Wir sind doch keine Kontra-, sondern eine Pro-Bewegung

  • Lesedauer: 7 Min.

Was hat Sie bewogen, sich für die Komitees für Gerechtigkeit zu engagieren? Sie hätten sich doch zurückziehen und sagen können: Ich habe das Meine getan. Jetzt bin ich nicht mehr gefragt, jetzt werde ich nicht mehr gebraucht. Warum also?

Es ist der Widerspruch zwischen den Grundrechten der Bundesbürger und dem täglichen Leben in den ostdeutschen Ländern. Im Grundgesetz heißt es: Niemand darf wegen seines Geschlechts, seiner Abstammung, seiner Rasse, seiner Heimat, seiner Herkunft, seines Glaubens, seiner religiösen oder politischen Anschauungen benachteiligt oder bevorzugt werden. Im Leben aber vollzieht sich eine Ausgrenzung von Hunderttausenden. Das geht bis zu einer modernen Form der Berufsverbote. Dieser Widerspruch und die Tatsache, daß wir im Bereich der Politik, der Wirtschaft, der Kultur,, des Gesundheitswesens, auf allen Gebieten also, Prozesse erleben, die zu Lasten der Menschen gehen - da war es für mich zwingend, mich zu Wort zu melden.

Millionen Menschen in Ostdeutschland sind arbeitslos, Frauen sind ganz besonders betroffen. Wer trägt die Verantwortung dafür? Das kann man nicht mehr allein der Kommandowirtschaft anlasten. Die Menschen in Ostdeutschland haben Werte geschaffen. Wie selbstherrlich wird darüber hinweggegangen! Wissenschaft und Forschung werden abgewickelt, namhafte Wissenschaftler und Forscher mit Berufsverbot belegt oder in die Stasi-Ecke gedrängt. Das alles hat mit dem Grundgesetz nichts mehr zu tun, oder man muß das Grundgesetz ändern.

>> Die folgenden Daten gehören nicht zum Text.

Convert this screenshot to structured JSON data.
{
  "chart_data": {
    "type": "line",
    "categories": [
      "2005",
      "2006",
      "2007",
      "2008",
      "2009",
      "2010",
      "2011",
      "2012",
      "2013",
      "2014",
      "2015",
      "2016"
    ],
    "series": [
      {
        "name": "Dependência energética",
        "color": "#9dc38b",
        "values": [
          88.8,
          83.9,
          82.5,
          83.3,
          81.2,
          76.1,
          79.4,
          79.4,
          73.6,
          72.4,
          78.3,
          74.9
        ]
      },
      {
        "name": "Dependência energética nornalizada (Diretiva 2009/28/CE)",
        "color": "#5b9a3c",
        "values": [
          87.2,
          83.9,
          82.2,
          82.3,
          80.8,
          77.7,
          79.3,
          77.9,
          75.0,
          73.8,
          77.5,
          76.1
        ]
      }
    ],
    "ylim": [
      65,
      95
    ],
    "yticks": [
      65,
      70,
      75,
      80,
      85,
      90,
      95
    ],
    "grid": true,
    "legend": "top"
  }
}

Ich sehe das auch in Zusammenhang mit meinen Funktionen, die ich während und nach der Wende hatte. Ich stand als Präsident der Volkskammer in der Wendezeit in Verantwortung und war Abgeordneter des ersten und letzten freigewählten Parlaments der DDR. Das, was wir für das einheitliche Deutschland auf den Weg gebracht haben, war auch gegenüber den

Wählern anders motiviert. Es besteht also bis zum heutigen Tag auch ein Widerspruch zwischen dem, was ich vertreten wollte und was sich im Leben vollzieht. Natürlich diskutiere ich die positiven Aspekte der deutschen Einheit nicht weg - zum Beispiel die Freizügigkeit für die Menschen. Wer ausreichend Geld hat, kann Weltreisen unternehmen, kann im Konsumbereich alle Bedürfnisse befriedigen. Das sind schon gravierende Unterschiede zur Mangelwirtschaft in der DDR.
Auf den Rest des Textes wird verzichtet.